Coulomb Effects on the Magnetoconductance of a Two-Dimensional Electron Gas in a Lateral Superlattice: A Screened Hartree-Fock Calculation

TL;DR

This paper investigates how Coulomb interactions influence the magnetoconductance of a two-dimensional electron gas in a lateral superlattice, using a screened Hartree-Fock approach to analyze experimental phenomena like Shubnikov-de Haas peaks.

Contribution

It introduces a screened Hartree-Fock calculation to accurately model electron-electron interactions in a 2D electron gas under magnetic fields and periodic potentials.

Findings

Reveals internal structure of Shubnikov-de Haas peaks.
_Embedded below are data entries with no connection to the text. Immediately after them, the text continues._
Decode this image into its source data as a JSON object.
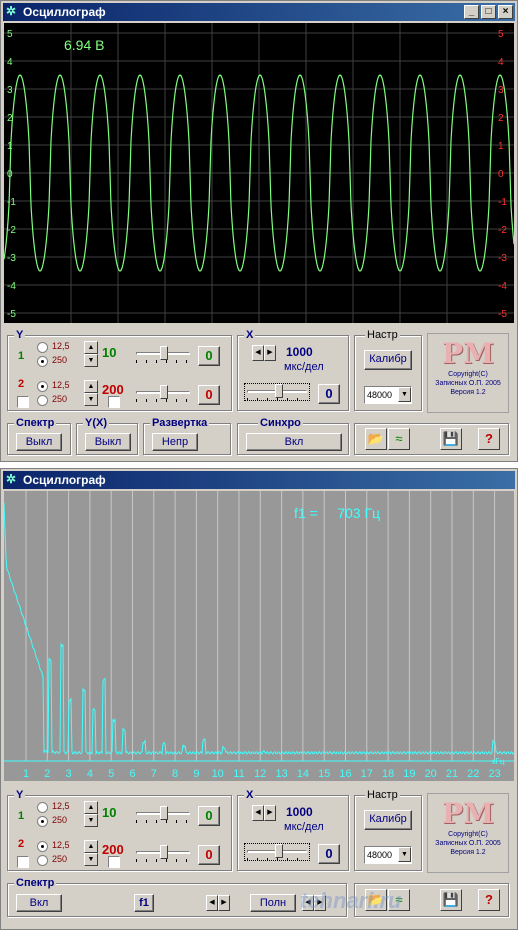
{
  "windows": [
    {
      "title": "Осциллограф",
      "measure_text": "6.94 В",
      "left_axis": [
        "5",
        "4",
        "3",
        "2",
        "1",
        "0",
        "-1",
        "-2",
        "-3",
        "-4",
        "-5"
      ],
      "right_axis": [
        "5",
        "4",
        "3",
        "2",
        "1",
        "0",
        "-1",
        "-2",
        "-3",
        "-4",
        "-5"
      ]
    },
    {
      "title": "Осциллограф",
      "measure_text": "f1 =     703 Гц",
      "x_axis": [
        "1",
        "2",
        "3",
        "4",
        "5",
        "6",
        "7",
        "8",
        "9",
        "10",
        "11",
        "12",
        "13",
        "14",
        "15",
        "16",
        "17",
        "18",
        "19",
        "20",
        "21",
        "22",
        "23"
      ],
      "ktc_label": "кГц"
    }
  ],
  "controls": {
    "y_label": "Y",
    "ch1_label": "1",
    "ch2_label": "2",
    "range_125": "12,5",
    "range_250": "250",
    "ch1_value": "10",
    "ch2_value": "200",
    "ch1_offset": "0",
    "ch2_offset": "0",
    "x_label": "X",
    "x_value": "1000",
    "x_unit": "мкс/дел",
    "x_offset": "0",
    "nastr_label": "Настр",
    "calib_button": "Калибр",
    "rate": "48000",
    "copyright_line1": "Copyright(C)",
    "copyright_line2": "Записных О.П. 2005",
    "copyright_line3": "Версия 1.2",
    "logo_text": "PM",
    "spectr_label": "Спектр",
    "spectr_off": "Выкл",
    "spectr_on": "Вкл",
    "yx_label": "Y(X)",
    "yx_off": "Выкл",
    "razv_label": "Развертка",
    "razv_btn": "Непр",
    "sync_label": "Синхро",
    "sync_btn": "Вкл",
    "f1_btn": "f1",
    "full_btn": "Полн",
    "help": "?"
  },
  "colors": {
    "trace": "#7fff7f",
    "spectrum": "#40ffff",
    "title_bar": "#0a246a",
    "ch1": "#008000",
    "ch2": "#c00000"
  },
  "watermark": "tehnari.ru"
}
Shows electron-electron interactions lead to exchange-enhanced spin splitting.

Describes formation of compressible strips in the system.

Abstract

We calculate the magnetoconductivity tensor of a 2D electron gas in a 1D periodic potential and quantising magnetic fields. We study the internal structure of the Shubnikov-de Haas peaks and analyse recent experimental results. The electron-electron interaction is accounted for within a screened Hartree-Fock approximation (HFA), which describes both compressible strips and an exchange-enhanced spin splitting, unlike the Hartree and the standard HFA.